2018-19 Academic Year Research Report

From Wikibase.slis.ua.edu
Jump to navigation Jump to search

Data-driven Semantic Indexing of Football Images from the Entire 2017 Alabama Crimson Tide Football Season:
An Experiment in Linked Data Using a Local Wikibase Instance


Linked Data Research Group
School of Library and Information Studies
College of Communication and Information Sciences
University of Alabama

Our aim with this experiment was to demonstrate how statistical play-by-play data generated during a football game could be incorporated into a semantic indexing and identification process for the photos and video clips captured during those games. We chose to deploy a linked data approach using Wikibase as our software.

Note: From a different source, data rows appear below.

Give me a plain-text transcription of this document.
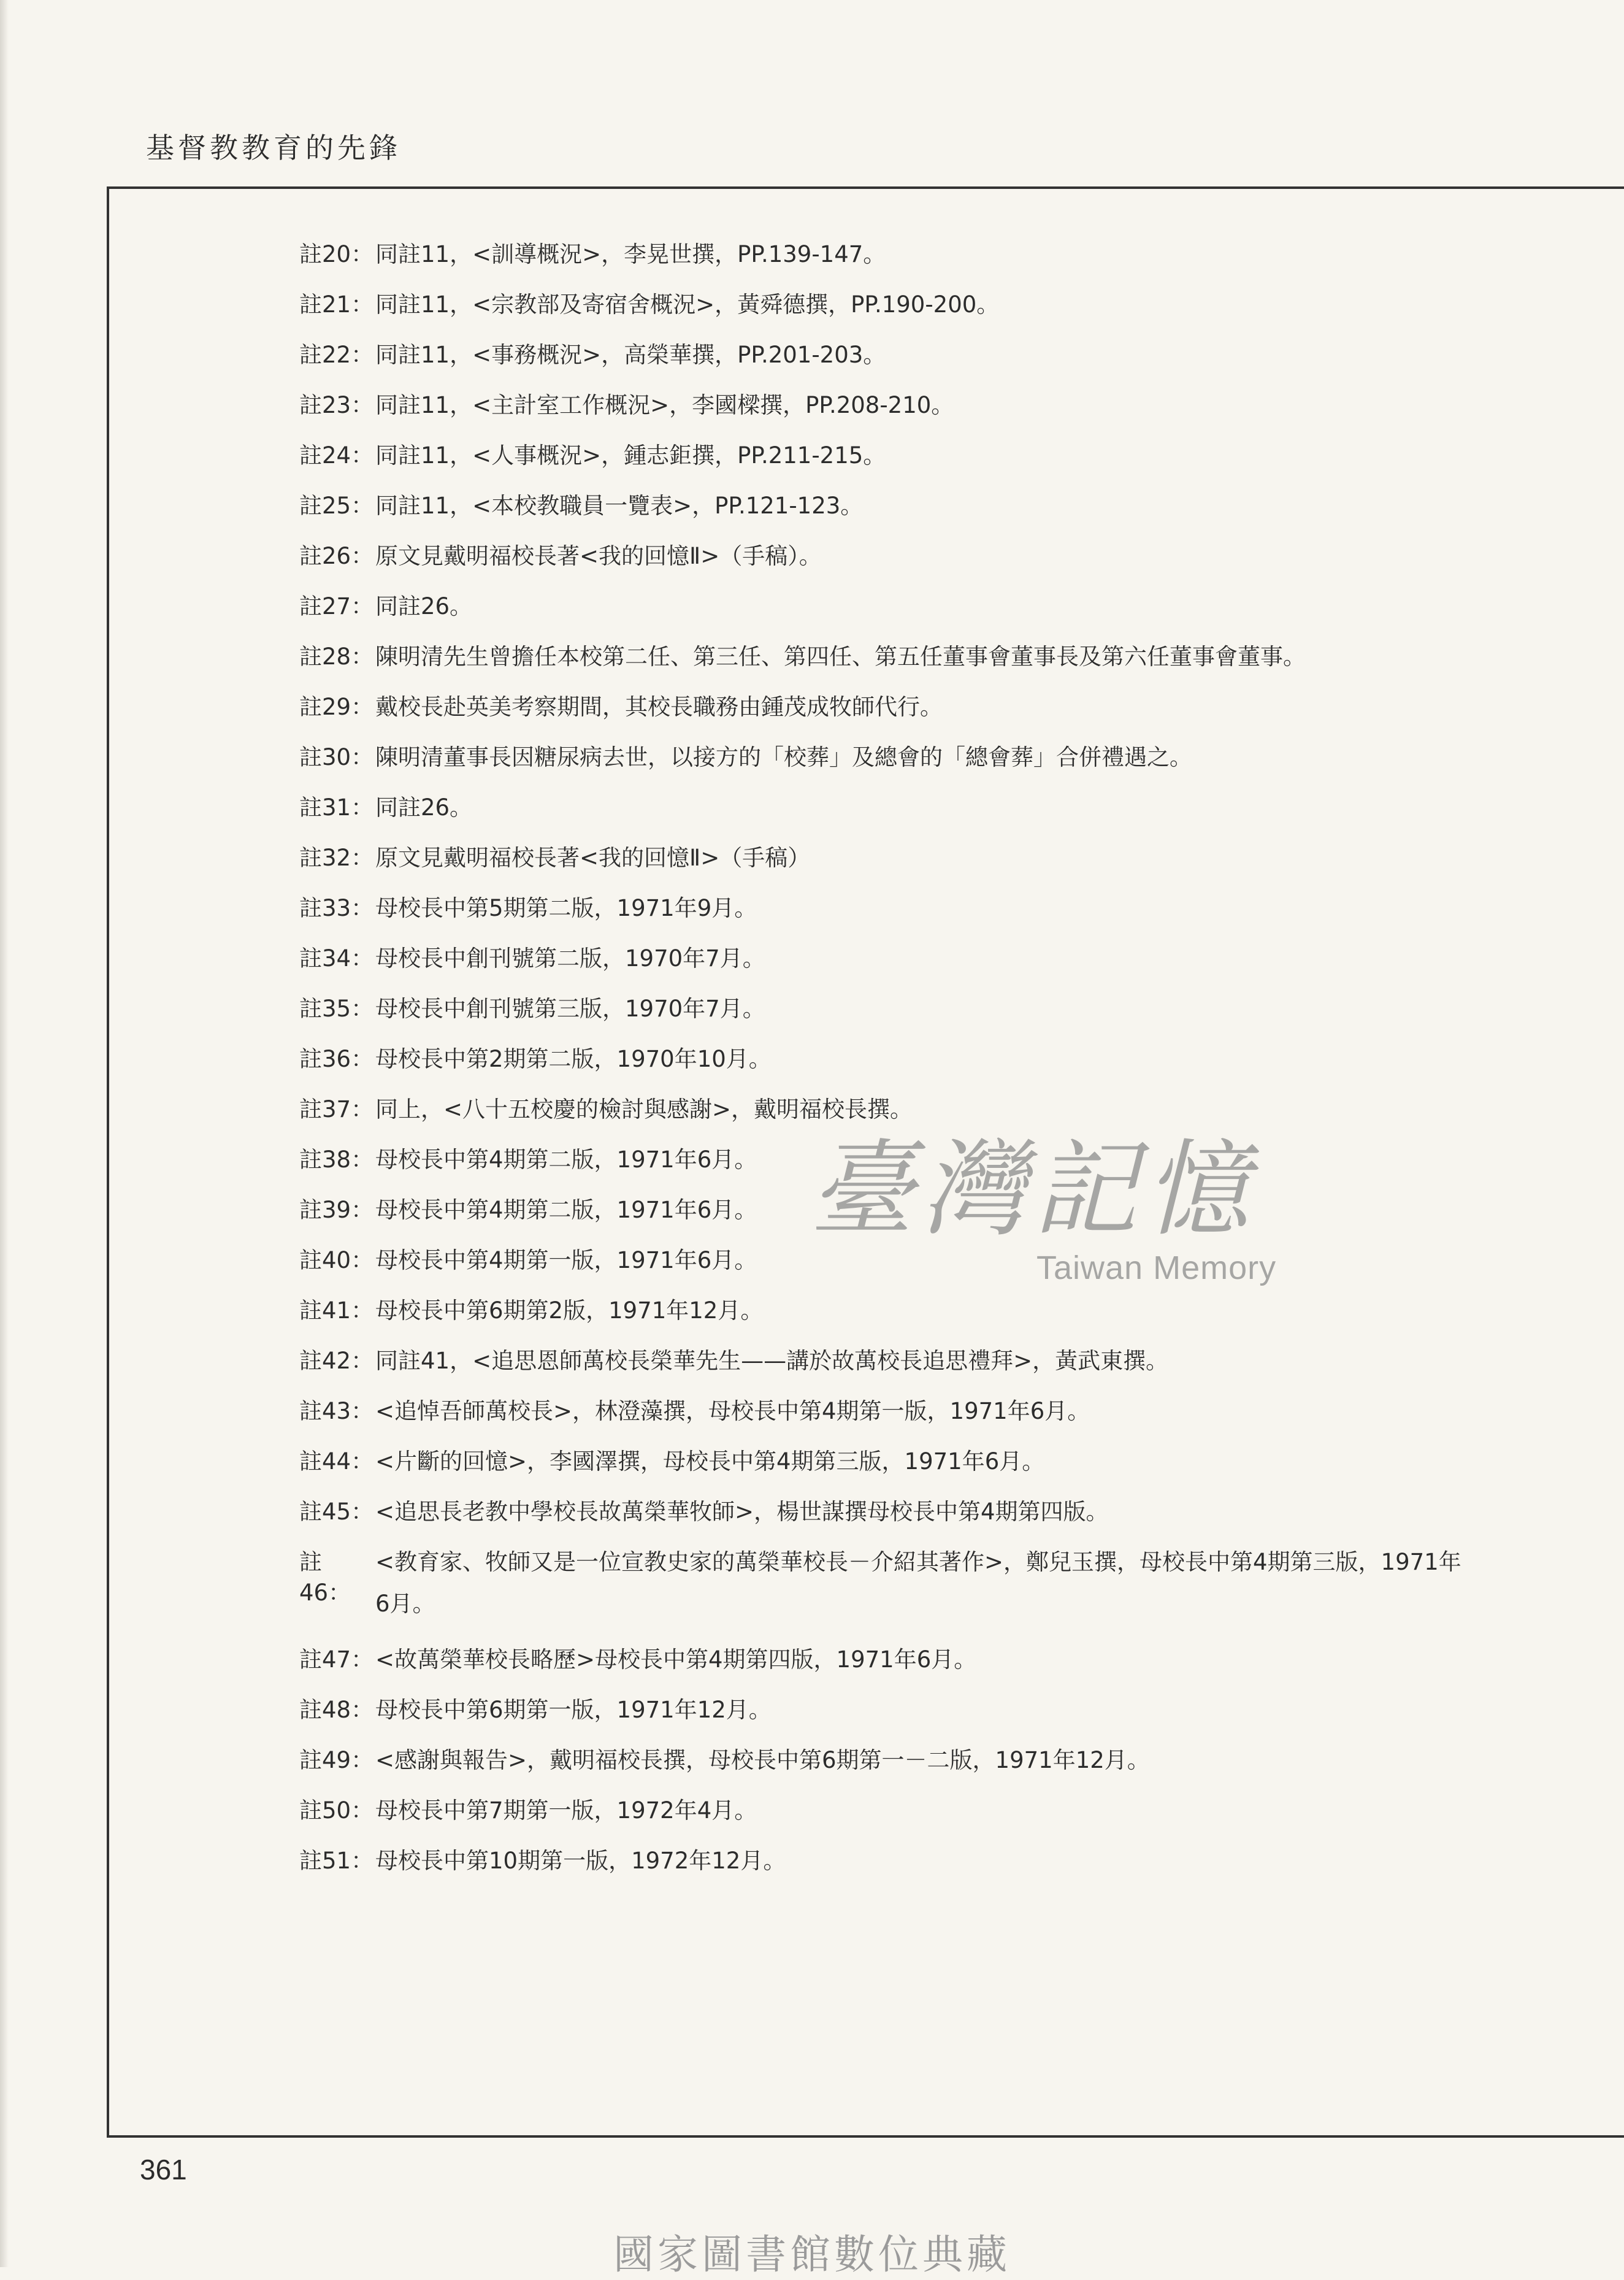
基督教教育的先鋒
註20： 同註11，<訓導概況>，李晃世撰，PP.139-147。
註21： 同註11，<宗教部及寄宿舍概況>，黃舜德撰，PP.190-200。
註22： 同註11，<事務概況>，高榮華撰，PP.201-203。
註23： 同註11，<主計室工作概況>，李國樑撰，PP.208-210。
註24： 同註11，<人事概況>，鍾志鉅撰，PP.211-215。
註25： 同註11，<本校教職員一覽表>，PP.121-123。
註26： 原文見戴明福校長著<我的回憶Ⅱ>（手稿）。
註27： 同註26。
註28： 陳明清先生曾擔任本校第二任、第三任、第四任、第五任董事會董事長及第六任董事會董事。
註29： 戴校長赴英美考察期間，其校長職務由鍾茂成牧師代行。
註30： 陳明清董事長因糖尿病去世，以接方的「校葬」及總會的「總會葬」合併禮遇之。
註31： 同註26。
註32： 原文見戴明福校長著<我的回憶Ⅱ>（手稿）
註33： 母校長中第5期第二版，1971年9月。
註34： 母校長中創刊號第二版，1970年7月。
註35： 母校長中創刊號第三版，1970年7月。
註36： 母校長中第2期第二版，1970年10月。
註37： 同上，<八十五校慶的檢討與感謝>，戴明福校長撰。
註38： 母校長中第4期第二版，1971年6月。
註39： 母校長中第4期第二版，1971年6月。
註40： 母校長中第4期第一版，1971年6月。
註41： 母校長中第6期第2版，1971年12月。
註42： 同註41，<追思恩師萬校長榮華先生——講於故萬校長追思禮拜>，黃武東撰。
註43： <追悼吾師萬校長>，林澄藻撰，母校長中第4期第一版，1971年6月。
註44： <片斷的回憶>，李國澤撰，母校長中第4期第三版，1971年6月。
註45： <追思長老教中學校長故萬榮華牧師>，楊世謀撰母校長中第4期第四版。
註46：
<教育家、牧師又是一位宣教史家的萬榮華校長－介紹其著作>，鄭兒玉撰，母校長中第4期第三版，1971年6月。
註47： <故萬榮華校長略歷>母校長中第4期第四版，1971年6月。
註48： 母校長中第6期第一版，1971年12月。
註49： <感謝與報告>，戴明福校長撰，母校長中第6期第一－二版，1971年12月。
註50： 母校長中第7期第一版，1972年4月。
註51： 母校長中第10期第一版，1972年12月。
臺灣記憶
Taiwan Memory
361
國家圖書館數位典藏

Outline of research accomplishments resulting from this experiment:

  1. Progress Report: RGC grant-funded research accomplishments thus far. We were able to successfully transform Web-accessible JSON-encoded statistical play-by-play datasets for all 14 games in the 2017 Alabama Crimson Tide football season into a linked data application using Wikibase. One can now navigate from play to play, drive to drive, and game to game within the 2017 football season using data drawn from existing statistical play-by-play datasets incorporated into the application by way of linked data methods. Highlights:
    1. Property list for the ontology developed for this application.
    2. Examples of three types of entities ("play" "drive" "game") in our linked data application. Each example provides links to Mediawiki site pages and to Wikibase item pages (each item page contains the metadata statements (each statement a "triple") about each entity using properties drawn from our ontology):
      1. Mediawiki site page for a typical play (here is this play's corresponding Wikibase item page)
      2. Mediawiki site page for a typical drive (here is this drive's corresponding Wikibase item page)
      3. Mediawiki site page for a typical game (here is this game's corresponding Wikibase item page)
    3. Infobox templates deployed to generate infoboxes on each Mediawiki page:
      1. For a play
      2. For a drive
      3. For a game
    4. Example SPARQL queries for retrieving plays from the 2017 Alabama Crimson Tide football season meeting a variety of query criteria (PLEASE NOTE: To run each query, click on the Blue Arrow icon in lower left portion of screen after clicking on links below):
      1. All rushing touchdowns that went for over 50 yards during the 2017 Alabama Crimson Tide football season (limit to those for which there are video clips)
      2. All Jalen Hurts touchdown passes that went for over 25 yards in games from the 2017 Alabama Crimson tide football season (Just those Jalen Hurts TD passes for which there are video clips).
      3. All touchdown passes that went for over 10 yards in the 2017 Alabama Crimson Tide football season (Just those plays for which there are video clips).
  2. Applied research results (i.e., outside of the RGC grant context): The use of linked data to provide access to multimedia assets. One important result of our research work during this academic year is the demonstration of the use of linked data to provide access to multimedia assets that document individual plays. As shown above, individual plays can be discovered by navigating the linked data application or by using SPARQL to query the triplestore. In the examples below, you will find video clips for each play thus demonstrating how linked data navigation or SPARQL querying methods can lead to multimedia assets that document those plays:
    1. Tua Tagovailoa pass complete to DeVonta Smith for 27 yds for a TD
    2. Da'Ron Payne 1 Yd pass from Jalen Hurts
    3. Damien Harris run for 75 yds for a TD
    4. Calvin Ridley 12 Yd pass from Jalen Hurts
    5. See also: Plays with Example UA Images May 2019
  3. Collaborator information. Important collaborators contributing to the research reported here:
    1. Dr. Greg Bott, Assistant Professor, UA Culverhouse School of Business. Dr. Bott is co-PI on the RGC grant providing data management expertise focusing on optimizing the efficiency of data wrangling methods using Python scripting
    2. David McMillan, IT Team Leader, Enterprise Development & Application Support, UA Office of Information Technology (OIT). David has been a long time collaborator beginning in the late 1990s when he was Systems Admin in the School of Library and Information Studies, and we were co-authors on a UA patent. In the current research project, David has contributed crucial support in the installation, optimization, and ongoing management of the Mediawiki/Wikibase instance hosted by UA OIT.
    3. Huapu Liu, Graduate Research Assistant and MLIS student. Huapu served as my graduate research assistant for the entire 2018-19 academic year serving as an indispensable collaborator in the development of our understanding of Wikibase and linked data, which was essentially a long series of trial and error steps. Huapu helped me compose over 25 pages of data wrangling procedures needed to transform the JSON-encoded statistical play-by-play datasets into linked data in Wikibase. He also did more than his share of data wrangling! (to run SPARQL query, click on the Blue Arrow icon in lower left portion of screen after clicking on link)
    4. Christine Schultz-Richert, MLIS student. Christine joined the research team in early April after hearing about this project in the presentation I made about it in our LS 566 Metadata course. In this short amount of time, Christine was able to accomplish quite a bit of wrangling data for us.